The strengths of this study include a large and diverse sample of children from racial/ethnic minorities and low-socioeconomic status backgrounds, with academic achievement measures encompassing both cognitive tests and standardized test scores. The FLEX study utilized validated measures of diet and cognition, collected BMI values, and objectively measured physical activity levels; previous studies have often relied on self-report for these variables [23
]. We were able to control for additional confounding factors, including English language learner status in diet and academic achievement models and parental education in all models. This study examined the possible link between intake of food groups and patterns of healthful and less healthful foods that encompass the range of nutrients, or lack thereof, and performance and cognition.

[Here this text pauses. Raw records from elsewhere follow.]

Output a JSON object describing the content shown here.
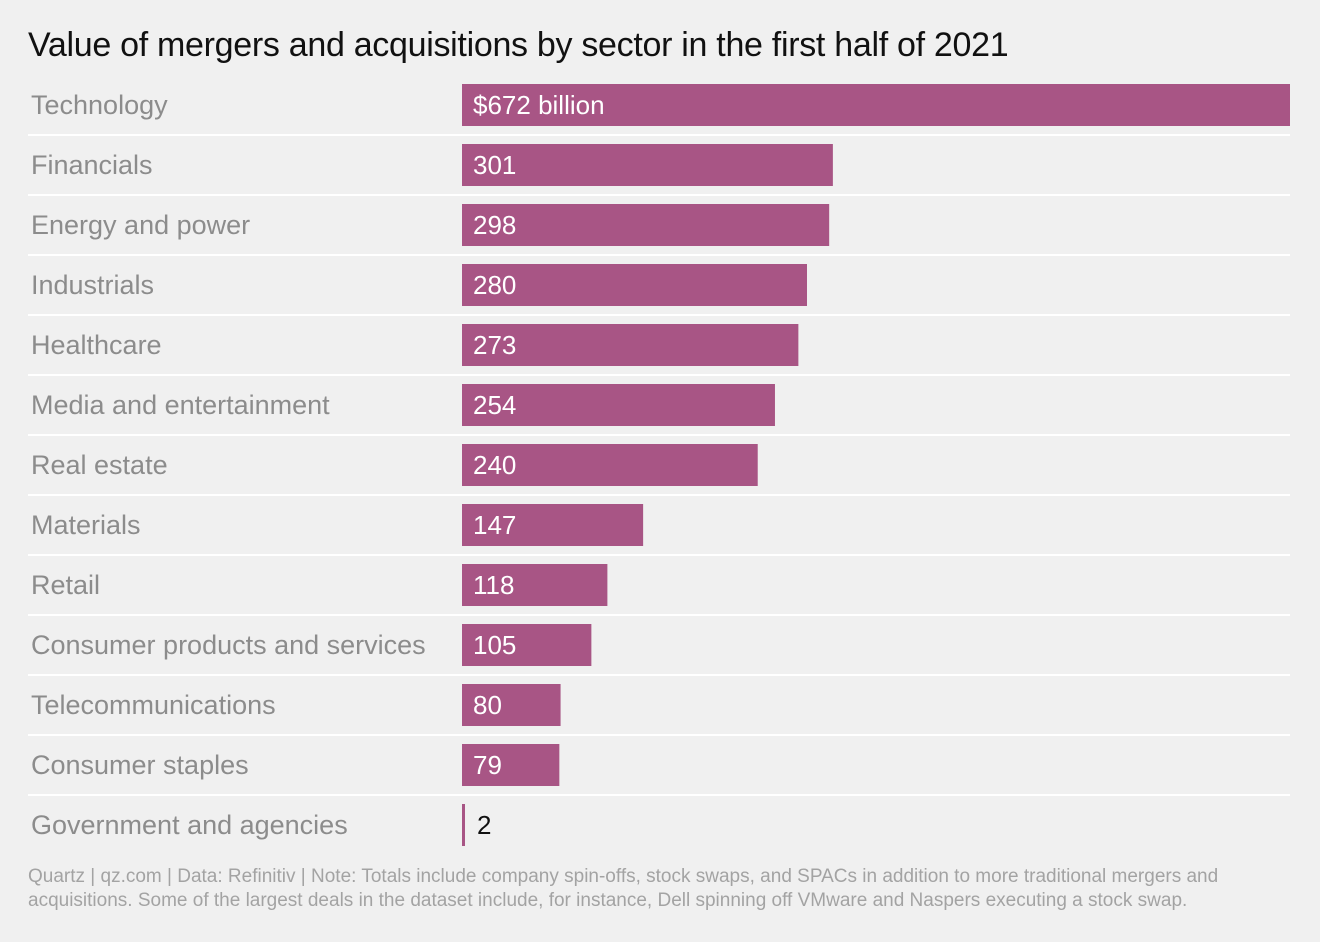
{
  "chart_data": {
    "type": "bar",
    "orientation": "horizontal",
    "title": "Value of mergers and acquisitions by sector in the first half of 2021",
    "categories": [
      "Technology",
      "Financials",
      "Energy and power",
      "Industrials",
      "Healthcare",
      "Media and entertainment",
      "Real estate",
      "Materials",
      "Retail",
      "Consumer products and services",
      "Telecommunications",
      "Consumer staples",
      "Government and agencies"
    ],
    "values": [
      672,
      301,
      298,
      280,
      273,
      254,
      240,
      147,
      118,
      105,
      80,
      79,
      2
    ],
    "value_labels": [
      "$672 billion",
      "301",
      "298",
      "280",
      "273",
      "254",
      "240",
      "147",
      "118",
      "105",
      "80",
      "79",
      "2"
    ],
    "xlim": [
      0,
      672
    ],
    "grid": false,
    "colors": {
      "bar": "#a85585",
      "background": "#f0f0f0",
      "separator": "#ffffff",
      "category_text": "#8c8c8c",
      "value_text_inside": "#ffffff",
      "value_text_outside": "#111111"
    }
  },
  "footer": "Quartz | qz.com | Data: Refinitiv | Note: Totals include company spin-offs, stock swaps, and SPACs in addition to more traditional mergers and acquisitions. Some of the largest deals in the dataset include, for instance, Dell spinning off VMware and Naspers executing a stock swap."
}
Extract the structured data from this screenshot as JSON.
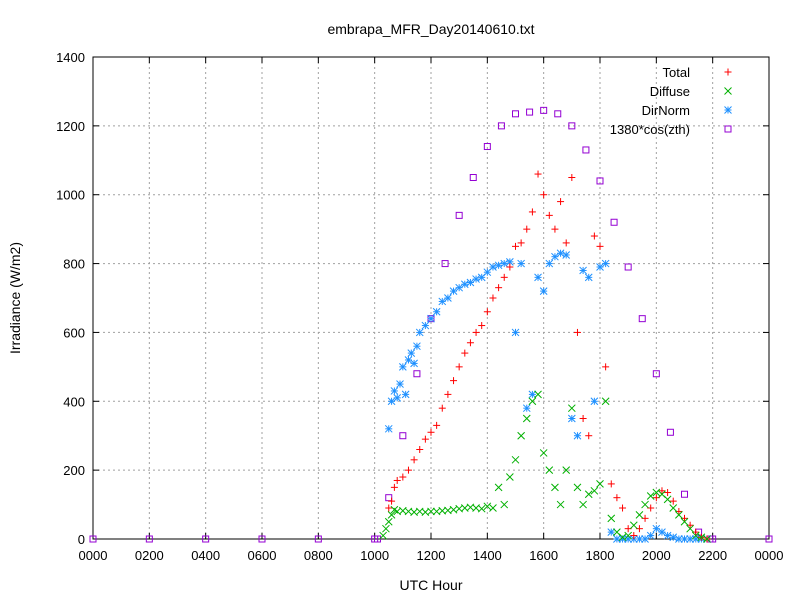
{
  "chart_data": {
    "type": "scatter",
    "title": "embrapa_MFR_Day20140610.txt",
    "xlabel": "UTC Hour",
    "ylabel": "Irradiance (W/m2)",
    "xlim": [
      0,
      2400
    ],
    "ylim": [
      0,
      1400
    ],
    "x_tick_labels": [
      "0000",
      "0200",
      "0400",
      "0600",
      "0800",
      "1000",
      "1200",
      "1400",
      "1600",
      "1800",
      "2000",
      "2200",
      "0000"
    ],
    "y_ticks": [
      0,
      200,
      400,
      600,
      800,
      1000,
      1200,
      1400
    ],
    "grid": true,
    "legend_position": "top-right",
    "series": [
      {
        "name": "1380*cos(zth)",
        "marker": "square",
        "color": "#9400d3",
        "x": [
          0,
          200,
          400,
          600,
          800,
          1000,
          1010,
          1050,
          1100,
          1150,
          1200,
          1250,
          1300,
          1350,
          1400,
          1450,
          1500,
          1550,
          1600,
          1650,
          1700,
          1750,
          1800,
          1850,
          1900,
          1950,
          2000,
          2050,
          2100,
          2150,
          2190,
          2200,
          2400
        ],
        "y": [
          0,
          0,
          0,
          0,
          0,
          0,
          0,
          120,
          300,
          480,
          640,
          800,
          940,
          1050,
          1140,
          1200,
          1235,
          1240,
          1245,
          1235,
          1200,
          1130,
          1040,
          920,
          790,
          640,
          480,
          310,
          130,
          20,
          0,
          0,
          0
        ]
      },
      {
        "name": "DirNorm",
        "marker": "asterisk",
        "color": "#1e90ff",
        "x": [
          1050,
          1060,
          1070,
          1080,
          1090,
          1100,
          1110,
          1120,
          1130,
          1140,
          1150,
          1160,
          1180,
          1200,
          1220,
          1240,
          1260,
          1280,
          1300,
          1320,
          1340,
          1360,
          1380,
          1400,
          1420,
          1440,
          1460,
          1480,
          1500,
          1520,
          1540,
          1560,
          1580,
          1600,
          1620,
          1640,
          1660,
          1680,
          1700,
          1720,
          1740,
          1760,
          1780,
          1800,
          1820,
          1840,
          1860,
          1880,
          1900,
          1920,
          1940,
          1960,
          1980,
          2000,
          2020,
          2040,
          2060,
          2080,
          2100,
          2120,
          2140,
          2160,
          2180
        ],
        "y": [
          320,
          400,
          430,
          410,
          450,
          500,
          420,
          520,
          540,
          510,
          560,
          600,
          620,
          640,
          660,
          690,
          700,
          720,
          730,
          740,
          745,
          755,
          760,
          775,
          790,
          795,
          800,
          805,
          600,
          800,
          380,
          420,
          760,
          720,
          800,
          820,
          830,
          825,
          350,
          300,
          780,
          760,
          400,
          790,
          800,
          20,
          0,
          0,
          0,
          0,
          0,
          0,
          10,
          30,
          20,
          10,
          5,
          0,
          0,
          0,
          0,
          0,
          0
        ]
      },
      {
        "name": "Total",
        "marker": "plus",
        "color": "#ff0000",
        "x": [
          1050,
          1060,
          1070,
          1080,
          1100,
          1120,
          1140,
          1160,
          1180,
          1200,
          1220,
          1240,
          1260,
          1280,
          1300,
          1320,
          1340,
          1360,
          1380,
          1400,
          1420,
          1440,
          1460,
          1480,
          1500,
          1520,
          1540,
          1560,
          1580,
          1600,
          1620,
          1640,
          1660,
          1680,
          1700,
          1720,
          1740,
          1760,
          1780,
          1800,
          1820,
          1840,
          1860,
          1880,
          1900,
          1920,
          1940,
          1960,
          1980,
          2000,
          2020,
          2040,
          2060,
          2080,
          2100,
          2120,
          2140,
          2160,
          2180
        ],
        "y": [
          90,
          110,
          150,
          170,
          180,
          200,
          230,
          260,
          290,
          310,
          330,
          380,
          420,
          460,
          500,
          540,
          570,
          600,
          620,
          660,
          700,
          730,
          760,
          790,
          850,
          860,
          900,
          950,
          1060,
          1000,
          940,
          900,
          980,
          860,
          1050,
          600,
          350,
          300,
          880,
          850,
          500,
          160,
          120,
          90,
          30,
          10,
          30,
          60,
          90,
          120,
          140,
          135,
          110,
          80,
          60,
          40,
          20,
          5,
          0
        ]
      },
      {
        "name": "Diffuse",
        "marker": "cross",
        "color": "#00b000",
        "x": [
          1030,
          1040,
          1050,
          1060,
          1070,
          1080,
          1100,
          1120,
          1140,
          1160,
          1180,
          1200,
          1220,
          1240,
          1260,
          1280,
          1300,
          1320,
          1340,
          1360,
          1380,
          1400,
          1420,
          1440,
          1460,
          1480,
          1500,
          1520,
          1540,
          1560,
          1580,
          1600,
          1620,
          1640,
          1660,
          1680,
          1700,
          1720,
          1740,
          1760,
          1780,
          1800,
          1820,
          1840,
          1860,
          1880,
          1900,
          1920,
          1940,
          1960,
          1980,
          2000,
          2020,
          2040,
          2060,
          2080,
          2100,
          2120,
          2140,
          2160,
          2180
        ],
        "y": [
          10,
          30,
          50,
          70,
          85,
          80,
          82,
          80,
          78,
          80,
          78,
          80,
          80,
          82,
          83,
          85,
          88,
          90,
          92,
          90,
          88,
          95,
          90,
          150,
          100,
          180,
          230,
          300,
          350,
          400,
          420,
          250,
          200,
          150,
          100,
          200,
          380,
          150,
          100,
          130,
          140,
          160,
          400,
          60,
          20,
          5,
          10,
          40,
          70,
          100,
          125,
          135,
          130,
          115,
          90,
          70,
          50,
          30,
          10,
          5,
          0
        ]
      }
    ]
  }
}
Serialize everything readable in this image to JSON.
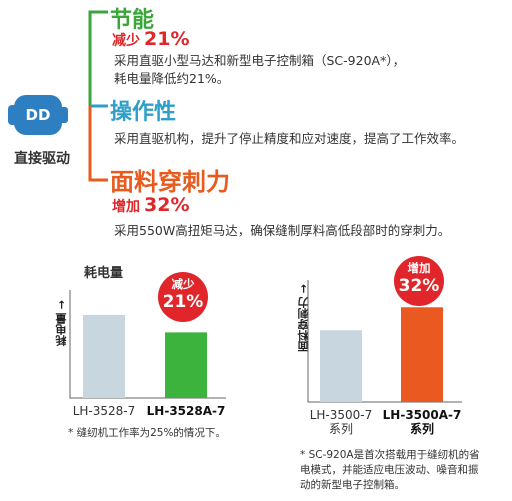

This analysis provides further evidence regarding the association between diet, cognition, and academic achievement in diverse populations. Greater consumption of less healthful food groups was associated with significantly lower standardized math and English language arts test scores, suggesting that further recommendations should focus not only on encouraging healthful food group intake but also on minimizing foods that are less healthful to have a greater impact on academic success. Future work is necessary to corroborate these results. Our study did not demonstrate an association between dietary intake and cognitive measures, highlighting the need for further research to inform policies surrounding school food programs and nutrition messaging targeted toward youth and their families. Future research should focus on dietary patterns that are interpretable by general audiences, including children, parents, school staff, and policy-makers, to offer easily translatable nutrition advice.